Note this is different to absolute advantage which looks at the monetary cost of producing a good.

Even if one country is more efficient in the production of all goods (absolute advantage) than the other, both countries will still gain by trading with each other, as long as they have different relative efficiencies.

Theory of Comparative Advantage

Comparative advantage was first described by David Ricardo who explained it in his 1817 book “On the Principles of Political Economy and Taxation” in an example involving England and Portugal.

Ricardo noted Portugal could produce both wine and cloth with less labour than England.

However, England was relatively better at producing cloth. Therefore, it made sense for England to export cloth and import wine from Portugal.

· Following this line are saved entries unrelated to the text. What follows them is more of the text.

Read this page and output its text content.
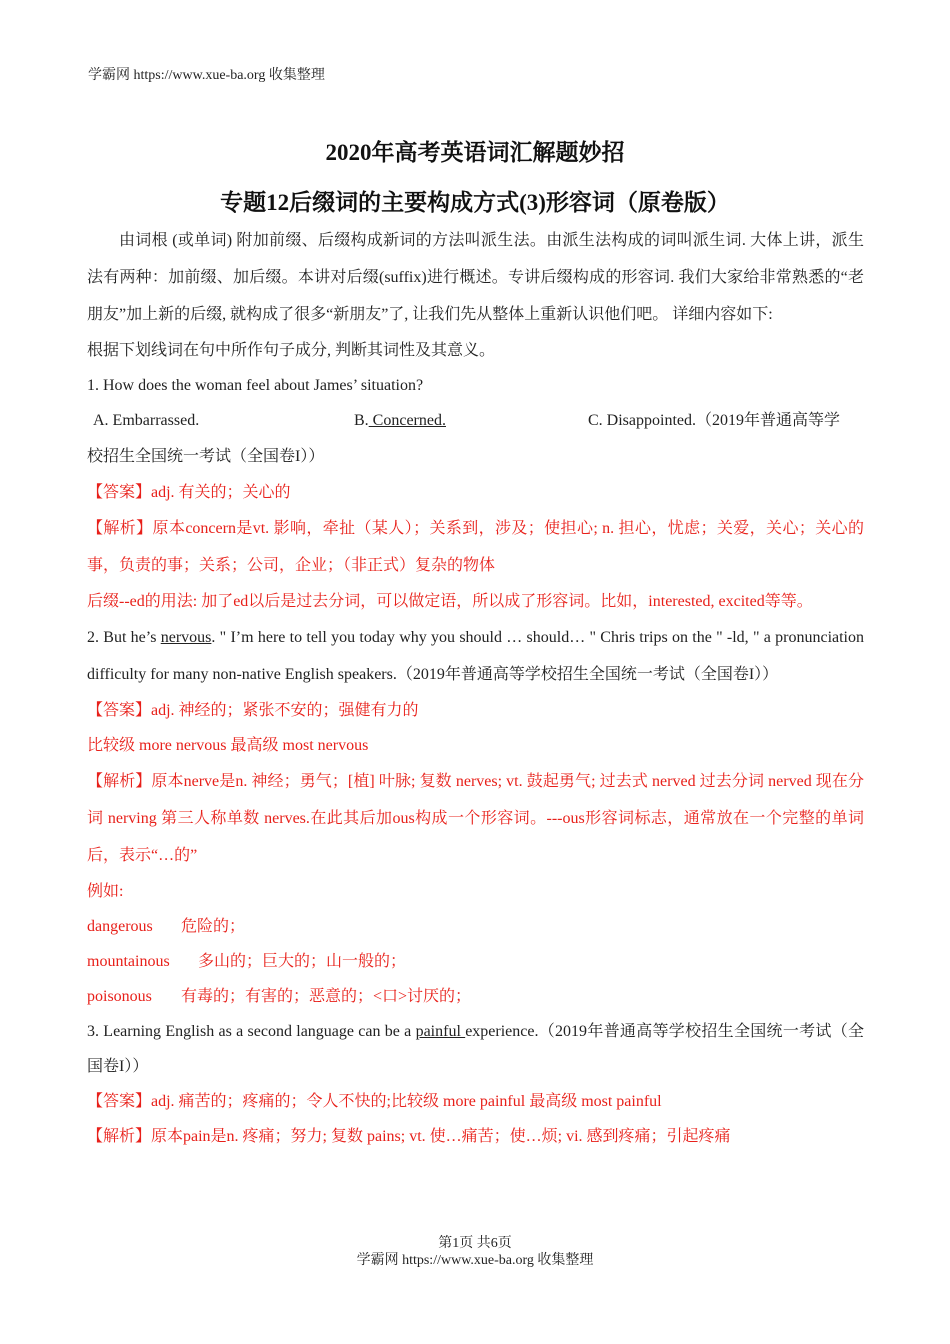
学霸网 https://www.xue-ba.org 收集整理
2020年高考英语词汇解题妙招
专题12后缀词的主要构成方式(3)形容词（原卷版）

由词根 (或单词) 附加前缀、后缀构成新词的方法叫派生法。由派生法构成的词叫派生词. 大体上讲，派生法有两种：加前缀、加后缀。本讲对后缀(suffix)进行概述。专讲后缀构成的形容词. 我们大家给非常熟悉的“老朋友”加上新的后缀, 就构成了很多“新朋友”了, 让我们先从整体上重新认识他们吧。 详细内容如下:

根据下划线词在句中所作句子成分, 判断其词性及其意义。

1. How does the woman feel about James’ situation?

A. Embarrassed.	B. Concerned.	C. Disappointed.（2019年普通高等学

校招生全国统一考试（全国卷I））

【答案】adj. 有关的；关心的

【解析】原本concern是vt. 影响，牵扯（某人）；关系到，涉及；使担心; n. 担心，忧虑；关爱，关心；关心的事，负责的事；关系；公司，企业；（非正式）复杂的物体

后缀--ed的用法: 加了ed以后是过去分词，可以做定语，所以成了形容词。比如，interested, excited等等。

2. But he’s nervous. " I’m here to tell you today why you should … should… " Chris trips on the " -ld, " a pronunciation difficulty for many non-native English speakers.（2019年普通高等学校招生全国统一考试（全国卷I））

【答案】adj. 神经的；紧张不安的；强健有力的

比较级 more nervous 最高级 most nervous

【解析】原本nerve是n. 神经；勇气；[植] 叶脉; 复数 nerves; vt. 鼓起勇气; 过去式 nerved 过去分词 nerved 现在分词 nerving 第三人称单数 nerves.在此其后加ous构成一个形容词。---ous形容词标志，通常放在一个完整的单词后，表示“…的”

例如:

dangerous 危险的；

mountainous 多山的；巨大的；山一般的；

poisonous 有毒的；有害的；恶意的；<口>讨厌的；

3. Learning English as a second language can be a painful experience.（2019年普通高等学校招生全国统一考试（全国卷I））

【答案】adj. 痛苦的；疼痛的；令人不快的;比较级 more painful 最高级 most painful

【解析】原本pain是n. 疼痛；努力; 复数 pains; vt. 使…痛苦；使…烦; vi. 感到疼痛；引起疼痛

第1页 共6页
学霸网 https://www.xue-ba.org 收集整理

Example of Comparative Advantage

  • Assume two countries, UK and India
  • They both produce textiles and books.
  • Their relative production levels are shown in the table below.

Output  without trade

Textiles

Books

UK

1

4

India

2

3

Total

3

7

 

 

 

 

 

  • For the UK to produce 1 unit of textiles it has an opportunity cost of 4 books.
  • However for India to produce 1 unit of textiles it has an opportunity cost of 1.5 books
  • Therefore India has a comparative advantage in producing textiles because it has a lower opportunity cost
  • The UK has a comparative advantage in producing books. This is because it has a lower opportunity cost of 0.25 (1/4) compared to India’s 0.66 (2/3)
  • If each country now specializes in one good then assuming constant returns to scale output will double

Output after trade

Textiles

Books

UK

0

8

India

4

0

TOTAL

4

8

 

  • Therefore total output of both goods has increased illustrating the gains from comparative advantage.
  • By trading the surplus books and textiles, India and UK can enjoy higher quantities of the goods.

There are many examples of comparative advantage in the real world e.g. Saudi Arabia and oil, New Zealand and butter, USA and Soya beans, Japan and cars e.t.c.